Сваятослав видел, как полегла летголь, оттянув на себя черных булгар, хладнокровных и умелых в конной схватке, как отчаянно, держа плечо друг друга, дрались вятичи, мало-помалу уступая навалившеся на них силе. Впрочем, приметно было, что это делалось намеренно. Святослав видел, как утягивались в степь бродники, теряя в нестройных рядах, уступая бешеному напору буртаси.
— Так, так… — сквозь сжатые зубы говорил каган Руси, понимая в развернувшемся сражении более, чем кто бы то ни был, и не огорчаясь и не радуясь своему пониманию, наверное, еще и потому, что происходящее на поле вершилось не совсем так, как задумывал. Впрочем, даже тут угадывалась определенная закономерность, которая неизбежно заявляет о себе с тем большим упорством, чем сильнее человек желал бы избавиться от нее. Уже не раз нечто подобное случалось и с ним, и можно было привыкнуть к этому, а только сердце все не перестанет страдать об ушедших в иной мир. Он только тогда успокоился, когда сражение заметно отодвинулось в степь, оставив позади тысячи, десятки тысячи людей, необученных воинскому ремеслу, приставленных к нему противно их собственной воле. Его слегка удивило, что никто из этих тысяч не сделал и шага встречь удаляющемуся сражению, как если бы среди них не нашлось никого, кто мог бы сделать толпу хоть в малости пригодной для воинского ремесла. Но Святослав недолго раздумывал об этом. Обернувшись к князю Мирославу, сказал:
— Замкнешь своими ратниками кольцо. Да так, чтоб ни один агарянин не выскользнул из него. Ступай!

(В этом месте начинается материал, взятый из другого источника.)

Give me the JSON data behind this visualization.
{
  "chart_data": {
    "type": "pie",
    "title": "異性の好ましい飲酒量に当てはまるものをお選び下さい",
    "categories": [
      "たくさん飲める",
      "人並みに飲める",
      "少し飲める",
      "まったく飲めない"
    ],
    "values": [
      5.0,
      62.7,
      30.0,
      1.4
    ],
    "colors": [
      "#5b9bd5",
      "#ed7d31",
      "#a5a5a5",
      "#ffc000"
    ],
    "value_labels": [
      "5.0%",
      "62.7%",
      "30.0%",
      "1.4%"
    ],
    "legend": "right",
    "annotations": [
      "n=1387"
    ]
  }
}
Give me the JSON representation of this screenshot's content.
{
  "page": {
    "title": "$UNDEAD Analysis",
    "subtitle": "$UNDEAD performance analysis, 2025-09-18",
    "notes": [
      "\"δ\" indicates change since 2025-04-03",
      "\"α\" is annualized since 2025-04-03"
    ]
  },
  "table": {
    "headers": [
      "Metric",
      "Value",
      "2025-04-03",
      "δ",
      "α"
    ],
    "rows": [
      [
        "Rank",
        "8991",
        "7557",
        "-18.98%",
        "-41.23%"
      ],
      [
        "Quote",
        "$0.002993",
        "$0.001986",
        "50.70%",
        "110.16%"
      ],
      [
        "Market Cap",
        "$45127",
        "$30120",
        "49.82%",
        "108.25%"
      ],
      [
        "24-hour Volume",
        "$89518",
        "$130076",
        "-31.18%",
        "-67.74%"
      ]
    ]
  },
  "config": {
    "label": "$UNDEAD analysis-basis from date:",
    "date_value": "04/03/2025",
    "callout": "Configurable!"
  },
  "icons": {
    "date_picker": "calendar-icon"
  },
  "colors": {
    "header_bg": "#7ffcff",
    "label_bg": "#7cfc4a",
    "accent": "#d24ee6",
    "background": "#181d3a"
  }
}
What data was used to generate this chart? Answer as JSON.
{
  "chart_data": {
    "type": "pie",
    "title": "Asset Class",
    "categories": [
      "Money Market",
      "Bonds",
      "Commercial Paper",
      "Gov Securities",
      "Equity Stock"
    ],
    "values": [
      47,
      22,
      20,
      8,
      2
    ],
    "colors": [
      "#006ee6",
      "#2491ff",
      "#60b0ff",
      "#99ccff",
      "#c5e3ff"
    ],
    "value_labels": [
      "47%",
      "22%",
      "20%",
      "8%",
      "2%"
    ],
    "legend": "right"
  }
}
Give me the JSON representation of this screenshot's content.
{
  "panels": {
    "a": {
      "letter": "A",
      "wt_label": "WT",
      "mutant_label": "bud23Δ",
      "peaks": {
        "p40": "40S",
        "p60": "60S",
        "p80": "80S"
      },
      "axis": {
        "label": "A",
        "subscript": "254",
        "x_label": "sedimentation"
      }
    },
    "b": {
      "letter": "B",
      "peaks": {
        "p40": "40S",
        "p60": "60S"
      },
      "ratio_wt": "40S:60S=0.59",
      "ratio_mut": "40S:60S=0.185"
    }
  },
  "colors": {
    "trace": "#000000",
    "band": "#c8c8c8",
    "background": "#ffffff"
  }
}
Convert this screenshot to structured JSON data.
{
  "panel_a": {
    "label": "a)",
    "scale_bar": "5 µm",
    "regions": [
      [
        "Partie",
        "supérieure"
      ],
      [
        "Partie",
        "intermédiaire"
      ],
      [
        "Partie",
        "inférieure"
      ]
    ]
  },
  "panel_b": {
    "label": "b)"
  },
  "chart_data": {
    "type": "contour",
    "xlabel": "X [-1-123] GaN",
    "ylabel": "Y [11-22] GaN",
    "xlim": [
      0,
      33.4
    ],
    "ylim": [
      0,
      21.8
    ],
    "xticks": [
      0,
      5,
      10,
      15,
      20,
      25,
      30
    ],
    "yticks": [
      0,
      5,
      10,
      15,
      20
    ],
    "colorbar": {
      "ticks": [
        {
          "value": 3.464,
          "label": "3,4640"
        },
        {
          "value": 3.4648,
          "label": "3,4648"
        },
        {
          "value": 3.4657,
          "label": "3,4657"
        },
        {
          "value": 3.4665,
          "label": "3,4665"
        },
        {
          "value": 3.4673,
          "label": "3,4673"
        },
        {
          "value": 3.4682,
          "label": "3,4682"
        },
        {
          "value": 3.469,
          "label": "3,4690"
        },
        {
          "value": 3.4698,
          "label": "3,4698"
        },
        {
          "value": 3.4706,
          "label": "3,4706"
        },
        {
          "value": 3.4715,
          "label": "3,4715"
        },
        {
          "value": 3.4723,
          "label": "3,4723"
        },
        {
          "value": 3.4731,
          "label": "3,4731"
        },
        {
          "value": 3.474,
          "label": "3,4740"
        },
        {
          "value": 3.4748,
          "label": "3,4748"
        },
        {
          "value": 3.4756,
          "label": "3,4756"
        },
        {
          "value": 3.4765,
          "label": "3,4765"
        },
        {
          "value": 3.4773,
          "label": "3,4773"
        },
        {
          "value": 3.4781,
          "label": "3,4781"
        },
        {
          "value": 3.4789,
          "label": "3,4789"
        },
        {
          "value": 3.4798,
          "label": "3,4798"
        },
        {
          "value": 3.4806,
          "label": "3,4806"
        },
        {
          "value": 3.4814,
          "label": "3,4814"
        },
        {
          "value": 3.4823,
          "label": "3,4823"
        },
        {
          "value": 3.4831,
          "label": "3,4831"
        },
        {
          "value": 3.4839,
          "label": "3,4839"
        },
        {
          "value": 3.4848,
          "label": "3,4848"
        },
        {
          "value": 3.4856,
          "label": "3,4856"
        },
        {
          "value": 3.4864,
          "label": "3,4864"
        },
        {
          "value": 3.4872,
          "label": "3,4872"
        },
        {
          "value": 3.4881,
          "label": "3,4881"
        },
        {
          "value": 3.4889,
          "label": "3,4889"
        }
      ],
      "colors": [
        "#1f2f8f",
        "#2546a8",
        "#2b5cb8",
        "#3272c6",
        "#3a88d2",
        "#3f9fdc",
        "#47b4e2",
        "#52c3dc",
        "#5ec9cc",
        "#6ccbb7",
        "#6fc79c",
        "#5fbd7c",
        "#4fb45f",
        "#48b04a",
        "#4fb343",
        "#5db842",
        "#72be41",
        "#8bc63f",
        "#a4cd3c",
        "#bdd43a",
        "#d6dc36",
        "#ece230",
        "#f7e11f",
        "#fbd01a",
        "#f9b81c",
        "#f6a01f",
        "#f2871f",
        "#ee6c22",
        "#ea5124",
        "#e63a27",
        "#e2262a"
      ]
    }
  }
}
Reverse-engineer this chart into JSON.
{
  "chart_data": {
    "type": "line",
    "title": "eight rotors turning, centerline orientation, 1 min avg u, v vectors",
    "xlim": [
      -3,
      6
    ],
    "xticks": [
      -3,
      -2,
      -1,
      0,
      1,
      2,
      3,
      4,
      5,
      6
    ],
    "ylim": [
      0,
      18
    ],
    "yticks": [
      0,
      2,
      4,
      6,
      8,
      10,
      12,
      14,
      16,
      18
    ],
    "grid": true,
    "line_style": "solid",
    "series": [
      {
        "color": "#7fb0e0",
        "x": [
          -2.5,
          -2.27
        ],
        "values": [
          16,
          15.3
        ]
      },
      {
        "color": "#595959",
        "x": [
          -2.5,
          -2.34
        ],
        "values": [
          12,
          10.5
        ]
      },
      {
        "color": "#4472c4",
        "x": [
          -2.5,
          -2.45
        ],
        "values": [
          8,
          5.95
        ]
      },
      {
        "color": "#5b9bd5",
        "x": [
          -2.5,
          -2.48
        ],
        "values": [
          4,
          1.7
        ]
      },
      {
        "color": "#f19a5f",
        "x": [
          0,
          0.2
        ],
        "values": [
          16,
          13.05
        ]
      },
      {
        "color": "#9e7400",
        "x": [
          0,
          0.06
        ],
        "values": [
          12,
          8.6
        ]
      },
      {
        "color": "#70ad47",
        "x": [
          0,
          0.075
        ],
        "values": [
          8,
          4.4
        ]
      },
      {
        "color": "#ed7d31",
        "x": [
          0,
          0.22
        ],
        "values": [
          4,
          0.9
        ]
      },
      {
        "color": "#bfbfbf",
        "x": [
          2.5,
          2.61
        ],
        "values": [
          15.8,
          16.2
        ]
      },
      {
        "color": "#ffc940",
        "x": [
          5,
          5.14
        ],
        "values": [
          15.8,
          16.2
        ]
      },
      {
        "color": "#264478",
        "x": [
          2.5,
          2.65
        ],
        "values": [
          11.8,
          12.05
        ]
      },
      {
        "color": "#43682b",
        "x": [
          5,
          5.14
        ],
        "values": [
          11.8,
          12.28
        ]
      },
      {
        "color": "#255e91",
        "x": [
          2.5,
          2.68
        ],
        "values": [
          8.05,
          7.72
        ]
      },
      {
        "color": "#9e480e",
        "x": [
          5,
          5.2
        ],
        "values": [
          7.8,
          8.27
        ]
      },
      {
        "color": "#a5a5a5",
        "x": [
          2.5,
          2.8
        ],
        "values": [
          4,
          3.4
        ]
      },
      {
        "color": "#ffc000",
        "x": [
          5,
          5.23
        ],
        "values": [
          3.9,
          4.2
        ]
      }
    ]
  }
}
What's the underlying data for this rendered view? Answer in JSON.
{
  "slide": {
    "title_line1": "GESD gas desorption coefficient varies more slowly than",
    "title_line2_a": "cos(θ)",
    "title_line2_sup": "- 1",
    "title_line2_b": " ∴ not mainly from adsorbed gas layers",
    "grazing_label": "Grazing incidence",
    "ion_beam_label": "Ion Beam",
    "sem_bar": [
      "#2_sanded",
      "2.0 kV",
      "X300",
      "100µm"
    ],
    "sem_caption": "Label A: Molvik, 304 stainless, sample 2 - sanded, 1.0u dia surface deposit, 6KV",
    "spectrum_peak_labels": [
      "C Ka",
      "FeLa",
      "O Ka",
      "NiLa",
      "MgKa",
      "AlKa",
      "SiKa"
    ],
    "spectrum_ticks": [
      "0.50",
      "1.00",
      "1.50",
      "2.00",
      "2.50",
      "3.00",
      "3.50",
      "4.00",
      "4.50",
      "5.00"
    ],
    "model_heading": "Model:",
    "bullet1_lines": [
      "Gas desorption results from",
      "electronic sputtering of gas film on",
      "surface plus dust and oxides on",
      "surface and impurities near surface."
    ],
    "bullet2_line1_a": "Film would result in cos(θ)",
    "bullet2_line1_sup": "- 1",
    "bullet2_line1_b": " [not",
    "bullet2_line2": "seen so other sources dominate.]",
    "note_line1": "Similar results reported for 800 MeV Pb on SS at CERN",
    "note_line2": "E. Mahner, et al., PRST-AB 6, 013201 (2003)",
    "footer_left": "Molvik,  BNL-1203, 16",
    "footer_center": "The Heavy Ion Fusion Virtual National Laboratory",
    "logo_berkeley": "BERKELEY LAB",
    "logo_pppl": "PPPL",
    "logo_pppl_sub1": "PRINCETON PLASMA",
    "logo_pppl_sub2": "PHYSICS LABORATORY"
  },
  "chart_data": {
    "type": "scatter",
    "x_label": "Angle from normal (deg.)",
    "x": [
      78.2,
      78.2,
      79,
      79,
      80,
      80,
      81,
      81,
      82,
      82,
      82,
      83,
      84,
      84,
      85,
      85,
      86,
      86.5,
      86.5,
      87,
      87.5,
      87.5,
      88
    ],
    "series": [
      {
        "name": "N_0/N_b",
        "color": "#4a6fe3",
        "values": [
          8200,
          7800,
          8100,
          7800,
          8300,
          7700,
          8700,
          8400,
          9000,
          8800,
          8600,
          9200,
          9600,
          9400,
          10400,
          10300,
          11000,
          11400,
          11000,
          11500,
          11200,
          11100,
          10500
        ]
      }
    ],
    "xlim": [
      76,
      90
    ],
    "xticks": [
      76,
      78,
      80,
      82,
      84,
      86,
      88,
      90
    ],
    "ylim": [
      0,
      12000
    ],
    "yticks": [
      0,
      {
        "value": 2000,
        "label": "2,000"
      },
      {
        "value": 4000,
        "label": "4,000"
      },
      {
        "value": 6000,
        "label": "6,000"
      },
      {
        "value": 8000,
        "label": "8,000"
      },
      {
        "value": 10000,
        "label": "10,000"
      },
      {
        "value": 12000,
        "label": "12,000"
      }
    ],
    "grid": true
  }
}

А сам спустился вниз, к лодьям, поднялся на борт, поддерживаемый воинами, повелел им сплавляться вниз по течению, держась берега, и вести неприцельную стрельбу из луков, поверх толпы, а она к этому времени вышла из разлома и с удивлением смотрела на плывущие лодьи. Лодей было так много и так блистали на воинах кольчужные рубашки, что смятение пало на всех, кто вышел из разлома. И оно все ширилось, сминало то, что еще оставалось в людях дерзостного и горделивого. Иль не от Хазарского царства посланы они великим Правителем, владеющим многими землями и властным над сотнями разноликих племен? Нет, теперь в зажатых страхом сердцах уже не угадывалось этого сладкого чувства, исчезло, следа по себе не оставив. И всяк, уже обретя душевную трепетность, подумал: «Ну, куда мне с малым топориком и с копьецом против россов? Враз сомнут!» И дрогнули в сердце своем, стронулись с места, побежали… И дичалые от ошалелости крики, и стоны растаптываемых зависли над Великой рекой. Небо к тому времени почернело, тучи легли на покатые плечи прибрежных холмов, а потом пошел дождь, яростный, хлещущий по головам бегущих. И было это как наказание Божие. Вдруг да и спрашивал некто у соседа задышливо: «За что?..» И не получал ответа.